MathNet also functions as a rigorous benchmark for AI performance, and the results reveal a more complicated picture than recent headlines about AI math prowess might suggest. Frontier models have made extraordinary progress: Some have reportedly achieved gold-medal performance at the IMO, and on standard benchmarks they now solve problems that would stump most humans. But MathNet shows that progress is uneven. Even GPT-5, the top-performing model tested, averaged around 69.3 percent on MathNet的 main benchmark of 6,400 problems, failing nearly one-in-three Olympiad-level problems. And when problems include figures, performance drops significantly across the board, exposing visual reasoning as a consistent weak point for even the most capable models.
多个开源模型在蒙古语问题上的得分为 0%,,这突显了当前人工智能系统尽管整体实力强劲但仍存在不足的另一个方面。
Several open-source models scored 0 percent on Mongolian-language problems, highlighting another dimension where current AI systems fall short despite their overall strength.
"GPT 模型在英语和其他语言中同样出色," Alshammari 说。 "但是许多开源模型在不太常见的语言,(例如蒙古语)上完全失败。"
"GPT models are equally good in English and other languages," Alshammari says. "But many of the open-source models fail completely at less-common languages, such as Mongolian."
MathNet 的多样性还旨在解决人工智能模型学习数学的更深层次限制。当训练数据偏向英语和中文问题时,, 模型吸收了数学文化的一小部分。罗马尼亚组合问题或巴西数论问题可能会从完全不同的角度探讨相同的基本概念。研究人员认为,暴露在,范围内,会让人类和人工智能系统成为更好的数学思考者。
The diversity of MathNet is also designed to address a deeper limitation in how AI models learn mathematics. When training data skews toward English and Chinese problems, models absorb a narrow slice of mathematical culture. A Romanian combinatorics problem or a Brazilian number theory problem may approach the same underlying concept from a completely different angle. Exposure to that range, the researchers argue, makes both humans and AI systems better mathematical thinkers.
除了解决问题, MathNet 引入了一个检索基准,该基准询问当两个问题共享相同的基础数学结构, 时模型是否能够识别,这种能力对于人工智能开发和数学社区本身都很重要。多年来,在真正的 IMO 考试中出现了近乎重复的问题,因为即使对于人类专家委员会来说,在不同的符号, 语言, 和格式之间找到数学等价性也确实很困难,。通过测试八个最先进的嵌入模型,,研究人员发现,即使是最强的嵌入模型,在第一次尝试时也只有大约 5% 的时间, 识别出正确的匹配,并且模型经常将结构上不相关的问题排名为比同等问题更相似。
Beyond problem-solving, MathNet introduces a retrieval benchmark that asks whether models can recognize when two problems share the same underlying mathematical structure, a capability that matters both for AI development and for the math community itself. Near-duplicate problems have appeared in real IMO exams over the years because finding mathematical equivalences across different notations, languages, and formats is genuinely hard, even for expert human committees. Testing eight state-of-the-art embedding models, the researchers found that even the strongest identified the correct match only about 5 percent of the time on the first try, with models frequently ranking structurally unrelated problems as more similar than equivalent ones.
该数据集还包括检索增强生成基准,,测试在要求模型解决新问题之前为其提供结构相关的问题是否可以提高性能。

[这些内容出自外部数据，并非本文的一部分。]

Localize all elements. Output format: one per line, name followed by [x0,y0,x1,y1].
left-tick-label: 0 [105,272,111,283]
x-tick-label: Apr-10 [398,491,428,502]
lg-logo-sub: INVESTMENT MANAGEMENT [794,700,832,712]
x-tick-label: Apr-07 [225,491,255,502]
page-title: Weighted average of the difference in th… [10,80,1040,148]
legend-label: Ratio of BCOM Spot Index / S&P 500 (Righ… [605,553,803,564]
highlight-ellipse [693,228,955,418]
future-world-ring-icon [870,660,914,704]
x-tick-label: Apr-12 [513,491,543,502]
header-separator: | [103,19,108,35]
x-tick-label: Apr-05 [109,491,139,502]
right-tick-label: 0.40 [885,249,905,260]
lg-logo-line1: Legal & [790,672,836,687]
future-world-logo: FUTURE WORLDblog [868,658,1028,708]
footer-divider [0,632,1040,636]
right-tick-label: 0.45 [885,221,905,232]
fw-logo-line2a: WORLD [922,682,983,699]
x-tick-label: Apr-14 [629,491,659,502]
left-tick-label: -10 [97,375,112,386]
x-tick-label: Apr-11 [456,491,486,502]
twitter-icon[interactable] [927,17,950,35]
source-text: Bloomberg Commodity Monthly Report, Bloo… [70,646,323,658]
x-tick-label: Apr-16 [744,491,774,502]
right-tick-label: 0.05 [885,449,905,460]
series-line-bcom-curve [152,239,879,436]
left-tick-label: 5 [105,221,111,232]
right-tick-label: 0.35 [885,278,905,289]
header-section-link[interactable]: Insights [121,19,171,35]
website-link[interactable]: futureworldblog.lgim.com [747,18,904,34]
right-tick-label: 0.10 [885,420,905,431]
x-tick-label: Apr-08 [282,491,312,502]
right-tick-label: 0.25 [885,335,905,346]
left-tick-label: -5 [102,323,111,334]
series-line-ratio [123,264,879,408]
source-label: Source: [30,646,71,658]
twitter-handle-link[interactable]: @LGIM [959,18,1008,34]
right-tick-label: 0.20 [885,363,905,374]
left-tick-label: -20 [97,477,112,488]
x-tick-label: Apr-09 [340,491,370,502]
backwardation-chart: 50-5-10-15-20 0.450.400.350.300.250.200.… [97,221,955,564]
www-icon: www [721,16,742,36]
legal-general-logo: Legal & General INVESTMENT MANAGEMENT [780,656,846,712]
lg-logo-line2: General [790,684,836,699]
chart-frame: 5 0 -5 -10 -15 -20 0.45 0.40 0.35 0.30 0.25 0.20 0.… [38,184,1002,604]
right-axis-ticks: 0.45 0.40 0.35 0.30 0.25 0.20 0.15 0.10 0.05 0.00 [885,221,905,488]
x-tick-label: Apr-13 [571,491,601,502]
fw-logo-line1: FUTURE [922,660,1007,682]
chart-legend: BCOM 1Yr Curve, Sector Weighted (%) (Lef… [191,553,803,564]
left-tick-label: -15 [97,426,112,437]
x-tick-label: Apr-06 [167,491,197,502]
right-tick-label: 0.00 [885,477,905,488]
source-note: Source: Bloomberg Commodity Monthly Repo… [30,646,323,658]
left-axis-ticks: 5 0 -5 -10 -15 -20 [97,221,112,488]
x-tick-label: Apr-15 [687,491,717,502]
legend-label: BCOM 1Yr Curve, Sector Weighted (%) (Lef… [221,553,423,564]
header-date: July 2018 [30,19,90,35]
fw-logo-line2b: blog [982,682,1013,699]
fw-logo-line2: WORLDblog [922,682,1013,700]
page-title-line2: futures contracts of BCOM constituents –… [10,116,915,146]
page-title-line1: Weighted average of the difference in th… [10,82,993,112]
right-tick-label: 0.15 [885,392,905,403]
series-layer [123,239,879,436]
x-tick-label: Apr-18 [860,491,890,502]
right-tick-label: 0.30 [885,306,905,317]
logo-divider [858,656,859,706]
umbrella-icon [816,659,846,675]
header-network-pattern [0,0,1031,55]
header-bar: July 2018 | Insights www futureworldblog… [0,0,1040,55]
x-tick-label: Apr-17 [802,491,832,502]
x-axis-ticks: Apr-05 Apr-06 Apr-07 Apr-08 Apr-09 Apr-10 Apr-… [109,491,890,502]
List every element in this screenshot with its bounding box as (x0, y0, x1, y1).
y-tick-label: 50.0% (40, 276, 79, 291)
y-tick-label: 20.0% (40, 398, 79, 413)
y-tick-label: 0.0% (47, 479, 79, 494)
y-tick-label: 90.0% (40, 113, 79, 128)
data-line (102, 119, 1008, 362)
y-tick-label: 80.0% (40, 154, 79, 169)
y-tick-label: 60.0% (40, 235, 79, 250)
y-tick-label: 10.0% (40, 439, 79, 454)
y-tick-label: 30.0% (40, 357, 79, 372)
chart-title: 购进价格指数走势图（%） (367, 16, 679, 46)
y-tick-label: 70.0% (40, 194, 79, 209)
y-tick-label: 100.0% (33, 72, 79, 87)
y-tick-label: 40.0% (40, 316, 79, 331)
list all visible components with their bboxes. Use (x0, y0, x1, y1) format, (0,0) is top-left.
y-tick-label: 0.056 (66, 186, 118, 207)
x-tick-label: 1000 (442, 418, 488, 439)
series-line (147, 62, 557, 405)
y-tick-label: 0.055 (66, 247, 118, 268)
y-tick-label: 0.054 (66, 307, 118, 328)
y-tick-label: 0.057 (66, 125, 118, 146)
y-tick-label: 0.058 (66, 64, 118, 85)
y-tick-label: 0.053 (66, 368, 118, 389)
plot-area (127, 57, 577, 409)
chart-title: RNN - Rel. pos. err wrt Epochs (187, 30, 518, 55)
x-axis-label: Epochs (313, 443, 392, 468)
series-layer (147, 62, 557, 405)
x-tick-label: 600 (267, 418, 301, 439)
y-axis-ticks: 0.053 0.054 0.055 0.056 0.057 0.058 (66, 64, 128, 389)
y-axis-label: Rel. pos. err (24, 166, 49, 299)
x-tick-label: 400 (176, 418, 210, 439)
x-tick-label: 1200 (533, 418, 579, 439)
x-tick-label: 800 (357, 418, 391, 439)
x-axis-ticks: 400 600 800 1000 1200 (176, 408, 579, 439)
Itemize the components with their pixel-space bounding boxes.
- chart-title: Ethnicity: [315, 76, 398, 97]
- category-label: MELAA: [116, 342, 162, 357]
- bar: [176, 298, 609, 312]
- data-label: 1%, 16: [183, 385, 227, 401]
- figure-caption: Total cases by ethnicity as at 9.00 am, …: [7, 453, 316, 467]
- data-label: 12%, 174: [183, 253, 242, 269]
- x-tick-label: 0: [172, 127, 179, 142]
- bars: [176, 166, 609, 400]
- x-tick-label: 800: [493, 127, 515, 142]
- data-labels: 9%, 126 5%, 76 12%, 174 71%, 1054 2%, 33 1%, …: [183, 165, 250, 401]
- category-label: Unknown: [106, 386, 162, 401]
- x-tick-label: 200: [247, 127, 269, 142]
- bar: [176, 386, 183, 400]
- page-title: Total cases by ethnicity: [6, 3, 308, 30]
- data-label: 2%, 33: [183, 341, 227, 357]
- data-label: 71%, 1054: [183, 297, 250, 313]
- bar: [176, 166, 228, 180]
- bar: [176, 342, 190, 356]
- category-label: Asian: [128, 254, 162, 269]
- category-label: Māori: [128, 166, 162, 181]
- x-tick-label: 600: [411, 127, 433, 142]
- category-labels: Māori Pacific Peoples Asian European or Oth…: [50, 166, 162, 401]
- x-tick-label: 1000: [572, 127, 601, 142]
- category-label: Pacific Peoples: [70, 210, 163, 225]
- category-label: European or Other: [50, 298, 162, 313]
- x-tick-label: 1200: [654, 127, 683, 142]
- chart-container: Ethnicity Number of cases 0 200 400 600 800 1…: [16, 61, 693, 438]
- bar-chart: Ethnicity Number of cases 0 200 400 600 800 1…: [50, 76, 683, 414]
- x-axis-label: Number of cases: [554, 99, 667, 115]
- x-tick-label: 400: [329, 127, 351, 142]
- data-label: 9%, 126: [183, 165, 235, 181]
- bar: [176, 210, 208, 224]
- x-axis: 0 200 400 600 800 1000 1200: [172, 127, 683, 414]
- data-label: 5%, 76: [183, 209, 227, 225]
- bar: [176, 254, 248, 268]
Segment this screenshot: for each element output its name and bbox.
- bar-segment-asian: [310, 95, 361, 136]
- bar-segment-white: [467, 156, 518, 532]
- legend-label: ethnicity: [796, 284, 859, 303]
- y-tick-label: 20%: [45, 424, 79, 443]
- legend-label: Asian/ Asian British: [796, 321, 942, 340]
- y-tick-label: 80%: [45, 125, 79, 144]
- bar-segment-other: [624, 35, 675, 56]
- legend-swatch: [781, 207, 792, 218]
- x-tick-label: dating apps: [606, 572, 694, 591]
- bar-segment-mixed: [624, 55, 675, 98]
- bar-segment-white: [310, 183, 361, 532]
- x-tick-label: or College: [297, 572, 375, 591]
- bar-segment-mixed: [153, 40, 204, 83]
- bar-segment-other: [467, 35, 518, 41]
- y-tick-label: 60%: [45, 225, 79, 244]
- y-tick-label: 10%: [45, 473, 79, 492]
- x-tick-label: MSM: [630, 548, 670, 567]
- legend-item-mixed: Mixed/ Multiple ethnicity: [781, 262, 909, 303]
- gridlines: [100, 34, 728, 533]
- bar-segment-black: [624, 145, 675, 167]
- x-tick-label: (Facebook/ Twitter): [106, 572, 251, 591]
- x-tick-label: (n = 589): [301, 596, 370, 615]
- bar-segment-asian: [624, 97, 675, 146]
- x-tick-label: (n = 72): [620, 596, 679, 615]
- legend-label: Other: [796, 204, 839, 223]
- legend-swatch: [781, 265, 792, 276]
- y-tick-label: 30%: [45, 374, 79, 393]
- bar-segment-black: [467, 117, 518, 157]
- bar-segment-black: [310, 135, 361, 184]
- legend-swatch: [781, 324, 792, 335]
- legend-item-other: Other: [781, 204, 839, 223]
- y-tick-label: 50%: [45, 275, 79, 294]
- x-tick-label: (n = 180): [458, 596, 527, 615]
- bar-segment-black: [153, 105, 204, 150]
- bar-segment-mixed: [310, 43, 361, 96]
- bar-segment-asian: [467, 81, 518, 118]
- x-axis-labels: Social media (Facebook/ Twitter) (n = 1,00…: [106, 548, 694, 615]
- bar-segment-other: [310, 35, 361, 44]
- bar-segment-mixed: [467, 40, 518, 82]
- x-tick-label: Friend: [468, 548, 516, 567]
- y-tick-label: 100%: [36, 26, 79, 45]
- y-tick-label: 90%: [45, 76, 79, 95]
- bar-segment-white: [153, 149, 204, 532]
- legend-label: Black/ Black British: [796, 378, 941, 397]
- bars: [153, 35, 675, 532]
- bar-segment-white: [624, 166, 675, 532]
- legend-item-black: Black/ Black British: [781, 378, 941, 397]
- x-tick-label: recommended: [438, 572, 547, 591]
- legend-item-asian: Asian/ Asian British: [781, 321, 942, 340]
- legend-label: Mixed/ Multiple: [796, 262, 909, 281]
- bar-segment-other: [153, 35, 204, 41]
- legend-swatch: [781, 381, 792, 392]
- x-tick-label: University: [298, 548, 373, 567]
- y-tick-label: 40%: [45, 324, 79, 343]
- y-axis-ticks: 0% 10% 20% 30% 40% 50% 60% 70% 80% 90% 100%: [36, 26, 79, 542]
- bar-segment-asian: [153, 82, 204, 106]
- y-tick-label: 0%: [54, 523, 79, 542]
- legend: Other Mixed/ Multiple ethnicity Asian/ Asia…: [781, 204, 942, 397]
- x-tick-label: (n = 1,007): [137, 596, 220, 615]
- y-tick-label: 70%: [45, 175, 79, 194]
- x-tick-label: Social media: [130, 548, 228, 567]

它确实,,但只有当检索到的问题真正相关时。 DeepSeek-V3.2-Speciale 通过良好匹配的检索, 提高了高达 12 个百分点,而在大约 22% 的情况下,不相关的检索降低了性能。
The dataset also includes a retrieval-augmented generation benchmark, testing whether giving a model a structurally related problem before asking it to solve a new one improves performance. It does, but only when the retrieved problem is genuinely relevant. DeepSeek-V3.2-Speciale gained up to 12 percentage points with well-matched retrieval, while irrelevant retrieval degraded performance in roughly 22 percent of cases.